Антон доброжелательно улыбнулся и понюхал подаренные им нарциссы.
- Что ты так разволновалась? Милая, да ты скоро будешь ходить у меня в
фирме. На тебе будут фирменные горнолыжные ботинки.
Для многих желание выбиться в люди - развлечение на всю жизнь. Но я-то
собираю просто слова, составляя из них реплики и предложения... А деньги
что - мусор.
Деньги ничто, когда они есть, - афористично бросил Антон и продолжил. -
Помнишь, как хвастался богатенький Буратино: "У меня есть пять золотых!"
Деревянный придурок так ничего и не узнал об инфляции... На востоке проще.
Там при инфляции из гарема начинают продавать наиболее старых и сварливых
жен, - так дрейфовал по волне строк Саянов.
- Это тебе не грозит. Я молодая, красивая, умная и сговорчивая. Иначе ты
бы на мне не женился.
Антон согласился и вспомнил, как его спросили:
"Почему же ты все-таки женился на Катеньке?" и он ответил: "Но ведь
должен был кто-то на ней жениться." Пошутил, наверное.
- Слушай, - сказала Катя. - Я бы хотела обсудить с тобой одну покупку,
но у нас всего один час свободного времени.
- Тогда отложим до выходных. Я вообще, Катерина, кажется, болен.

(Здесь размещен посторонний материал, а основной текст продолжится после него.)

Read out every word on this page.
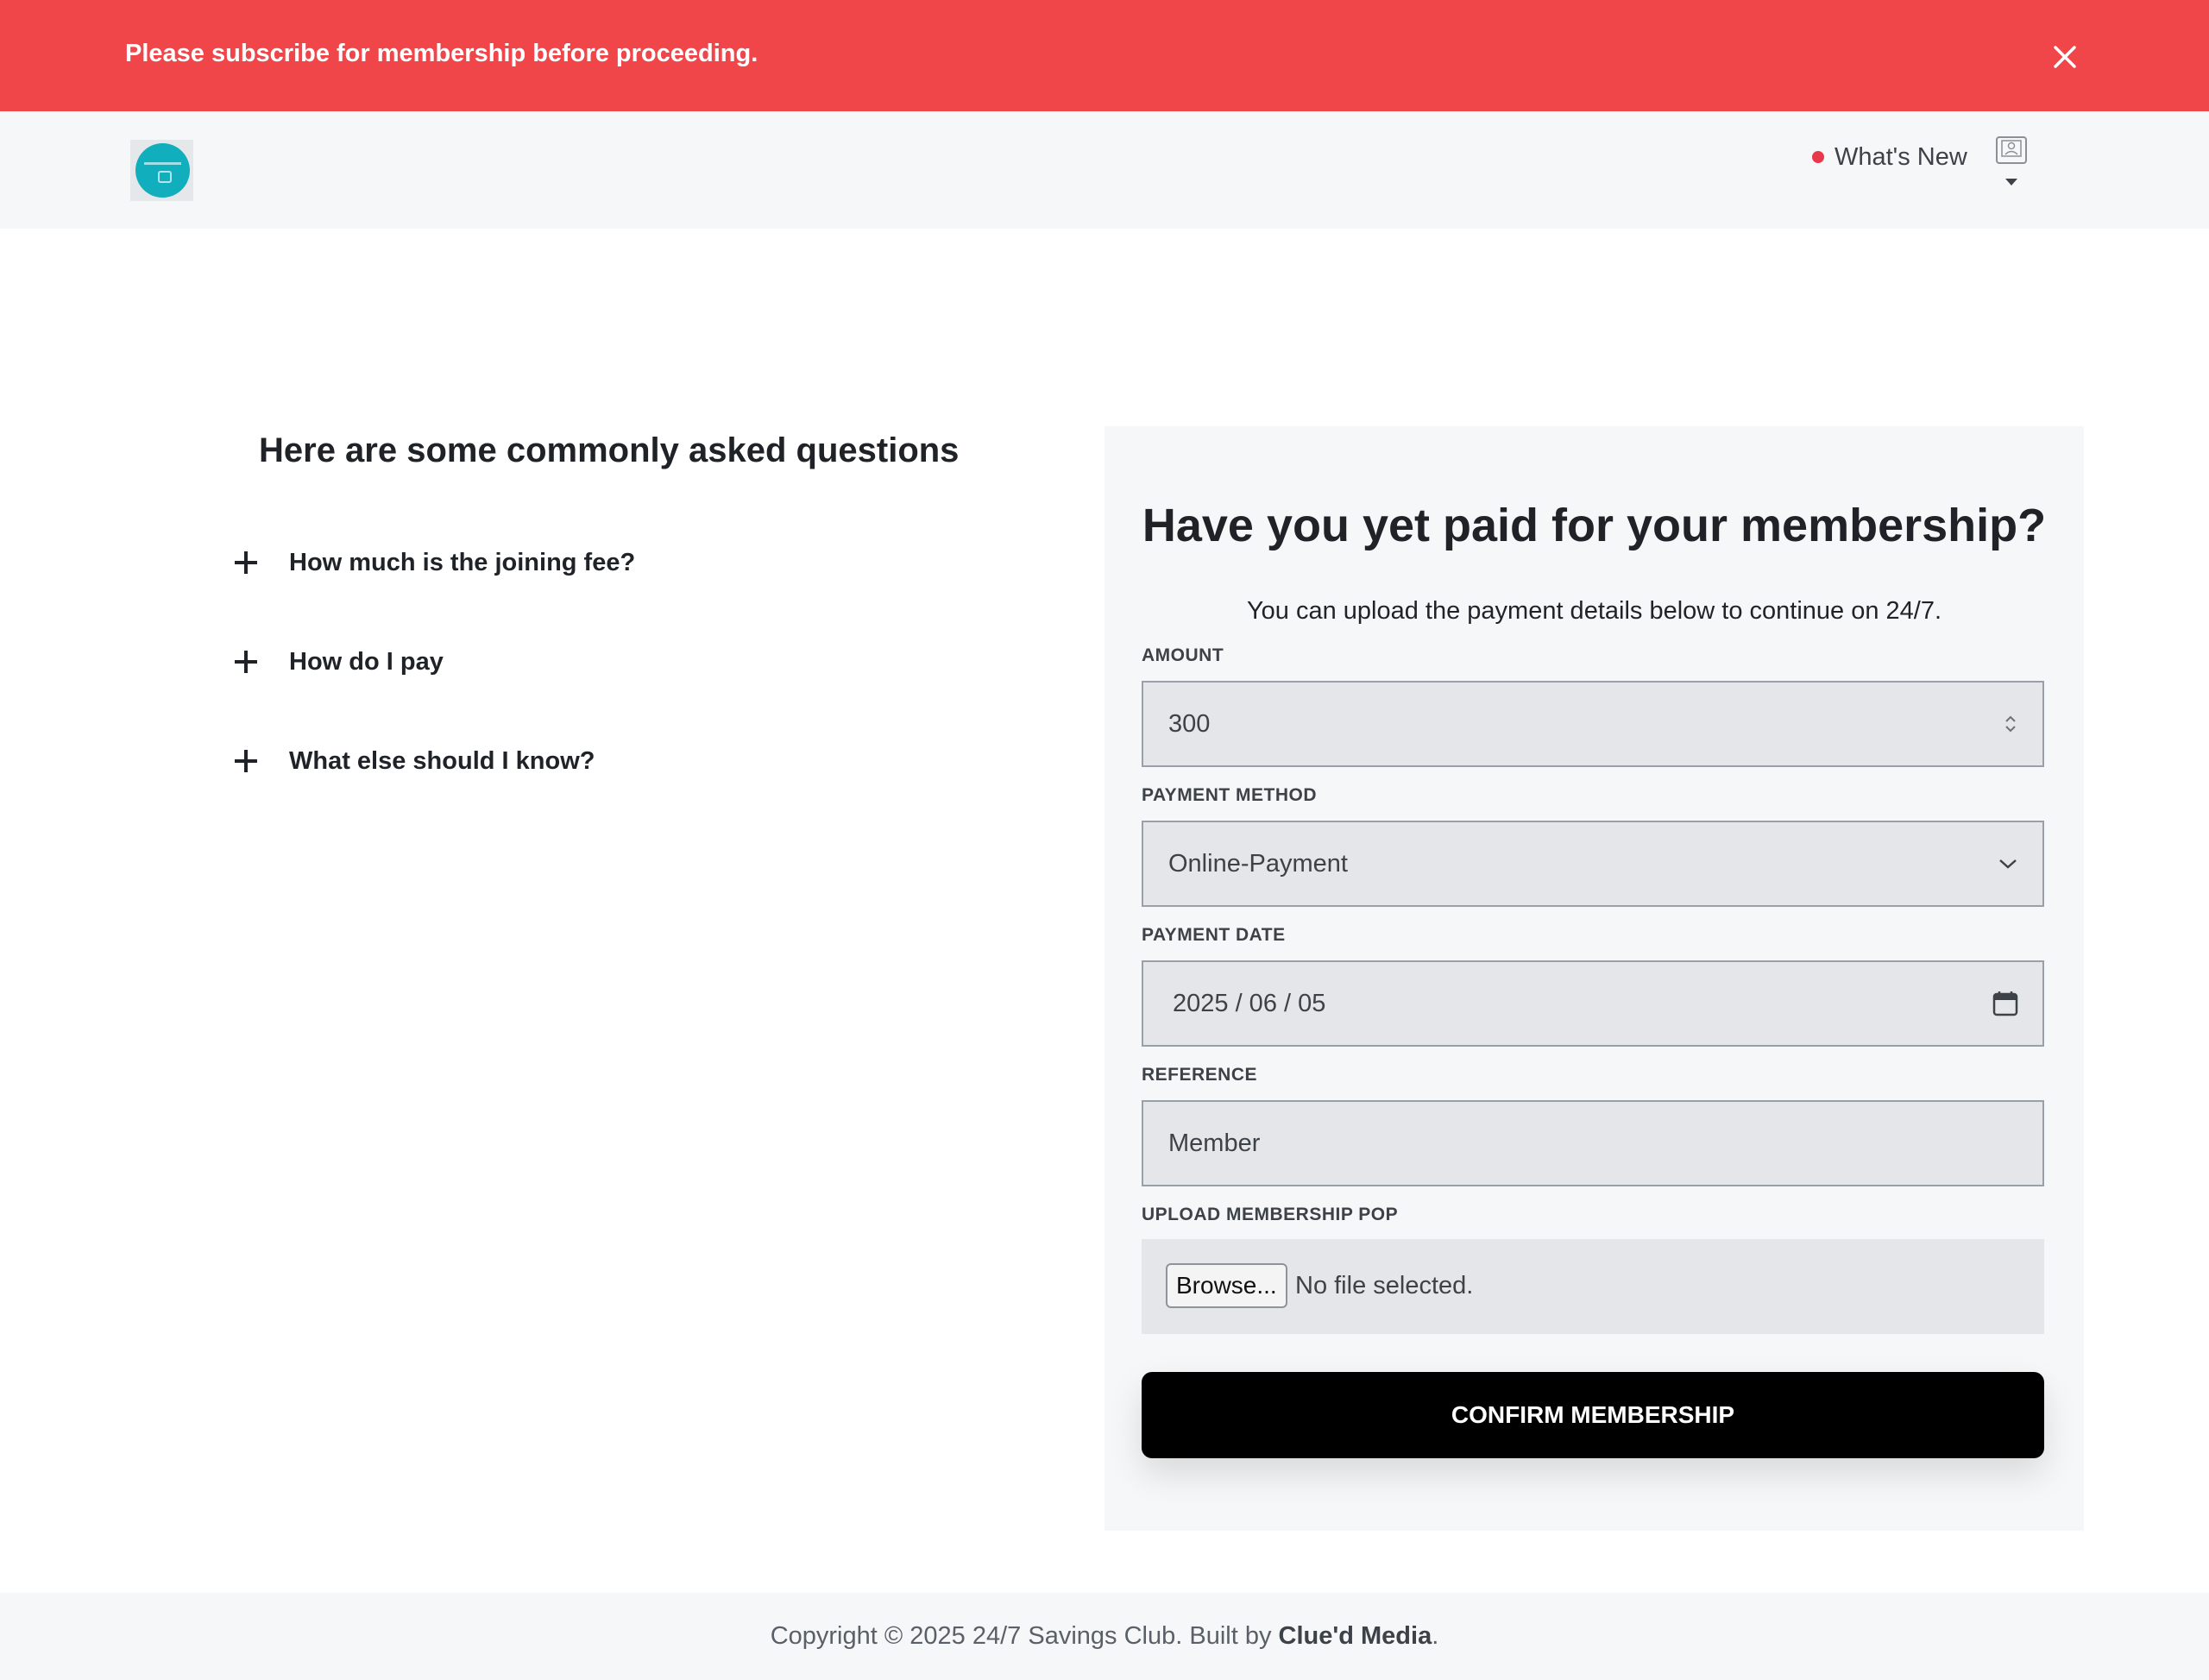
Please subscribe for membership before proceeding.
What's New
Here are some commonly asked questions
How much is the joining fee?
How do I pay
What else should I know?
Have you yet paid for your membership?
You can upload the payment details below to continue on 24/7.
AMOUNT
300
PAYMENT METHOD
Online-Payment
PAYMENT DATE
2025 / 06 / 05
REFERENCE
Member
UPLOAD MEMBERSHIP POP
Browse... No file selected.
CONFIRM MEMBERSHIP
Copyright © 2025 24/7 Savings Club. Built by Clue'd Media.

- Я так и думала. Здоровый человек столько пирожных за раз не сожрет!
- Ладно, ладно, я уже здоров. Бери чашку кофе и приобщайся к торжеству
моей жизни, - сказал Поэт и расслабился.
Уходя, они забыли подаренные Кате нарциссы. Цветы были возложены к
памятнику двух кофейных чашек.
Нагрузившись кофе и поглупев, Антон пошел звонить Паше Ассу, нашел возле
одного из домов (с табличкой "Во дворе злая собака, рыжая кошка и петух")
телефон и на удивление быстро дозвонился.
Но тот только сердито буркнул:
- Чего это ты мне звонишь?
- Да просто так, - признался Антон и бросил трубкой.
Антон считал считал Пашу Асса своим другом, потому что отчетливо помнил,
как Асс дал ему однажды взаймы денег, а он их до сих пор не отдал. Паша был
официальным соавтором Антона, вместе они создали один очень глупый роман,
на котором уже обогатилось 23 издательства (данные на апрель 1992 года).
Паша Асс был также вторым человеком в журнале "Пан Бэ".
Этот альманах Венечка Консенсус называл не иначе как "Рассвет-рассвет".
Два раза "Рассвет" очевидно для того, чтобы до тупого Антона дошло.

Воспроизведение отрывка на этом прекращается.